Ma tra i tutti, il Fiorio era rimasto il caffè degli aristocratici per antonomasia, dove era rinato e imperversava il gioco del Gobbo. E, sempre, per conoscere l’Italia, il suo pensiero politico, le sue aspirazioni, chiunque deve recarsi al Fiorio. E’il caso di Carlo Monselet, il critico e letterato francese che “venuto sullo spirare del 1859 a Torino da Parigi per formarsi un’idea esatta del movimento italiano, vi conosce al Fiorio, caffè, sala di conversazione, mercato e clou, il conte Gallina, antico ambasciatore a Parigi e Londra, il marchese Alfieri, presidente del Senato, i generali Sanfront, Actis, Franzini e il conte Cigala, aiutanti in campo di Vittorio Emanuele, vale a dire i campioni dell’esercito, della diplomazia vecchia e nuova, dell’eleganza e della cultura, fra i partiti politici più opposti, seduti indistintamente fra uomini di Stato del passato e dell’avvenire, donnette equivoche, preti, militari, facchini”, come racconta Piera Condulmer nel suo “Dal caffè al caffè”. In pratica, un Florian torinese con tutte le carte in regola per quel che riguarda “l’assortimento” degli avventori.
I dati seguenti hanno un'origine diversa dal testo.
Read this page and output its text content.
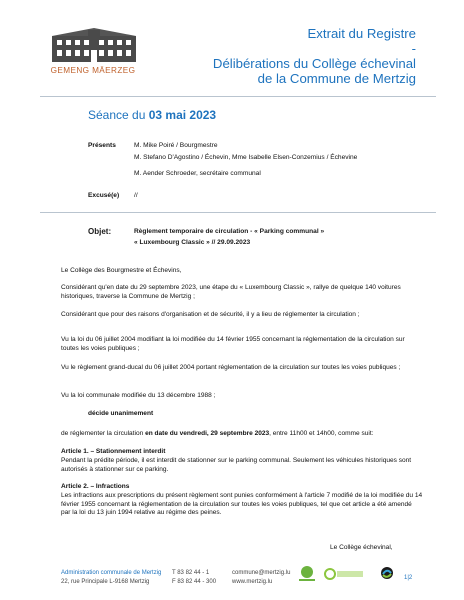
GEMENG MÄERZEG
Extrait du Registre
-
Délibérations du Collège échevinal
de la Commune de Mertzig
Séance du 03 mai 2023
Présents	M. Mike Poiré / Bourgmestre
M. Stefano D'Agostino / Échevin, Mme Isabelle Elsen-Conzemius / Échevine
M. Aender Schroeder, secrétaire communal
Excusé(e) //
Objet:	Règlement temporaire de circulation - « Parking communal »
« Luxembourg Classic » // 29.09.2023
Le Collège des Bourgmestre et Échevins,
Considérant qu'en date du 29 septembre 2023, une étape du « Luxembourg Classic », rallye de quelque 140 voitures historiques, traverse la Commune de Mertzig ;
Considérant que pour des raisons d'organisation et de sécurité, il y a lieu de réglementer la circulation ;
Vu la loi du 06 juillet 2004 modifiant la loi modifiée du 14 février 1955 concernant la réglementation de la circulation sur toutes les voies publiques ;
Vu le règlement grand-ducal du 06 juillet 2004 portant réglementation de la circulation sur toutes les voies publiques ;
Vu la loi communale modifiée du 13 décembre 1988 ;
décide unanimement
de réglementer la circulation en date du vendredi, 29 septembre 2023, entre 11h00 et 14h00, comme suit:
Article 1. – Stationnement interdit
Pendant la prédite période, il est interdit de stationner sur le parking communal. Seulement les véhicules historiques sont autorisés à stationner sur ce parking.
Article 2. – Infractions
Les infractions aux prescriptions du présent règlement sont punies conformément à l'article 7 modifié de la loi modifiée du 14 février 1955 concernant la réglementation de la circulation sur toutes les voies publiques, tel que cet article a été amendé par la loi du 13 juin 1994 relative au régime des peines.
Le Collège échevinal,
Administration communale de Mertzig
22, rue Principale L-9168 Mertzig
T 83 82 44 - 1
F 83 82 44 - 300
commune@mertzig.lu
www.mertzig.lu
1|2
Ma non era più il Fiorio di una volta.
A causa del cambiamento di clientela, il caffè, nel 1850, aveva infatti mutato anche il suo nome in “Caffè della Confederazione”. E la nuova denominazione e la promiscuità durarono fino agli ultimi anni dell’Ottocento, quando dame e cavalieri ripresero a passeggiare delicatamente e con stile nella stupenda contrada di via Po, riempiendo di nuovo di nobiltà le sale dorate del Fiorio.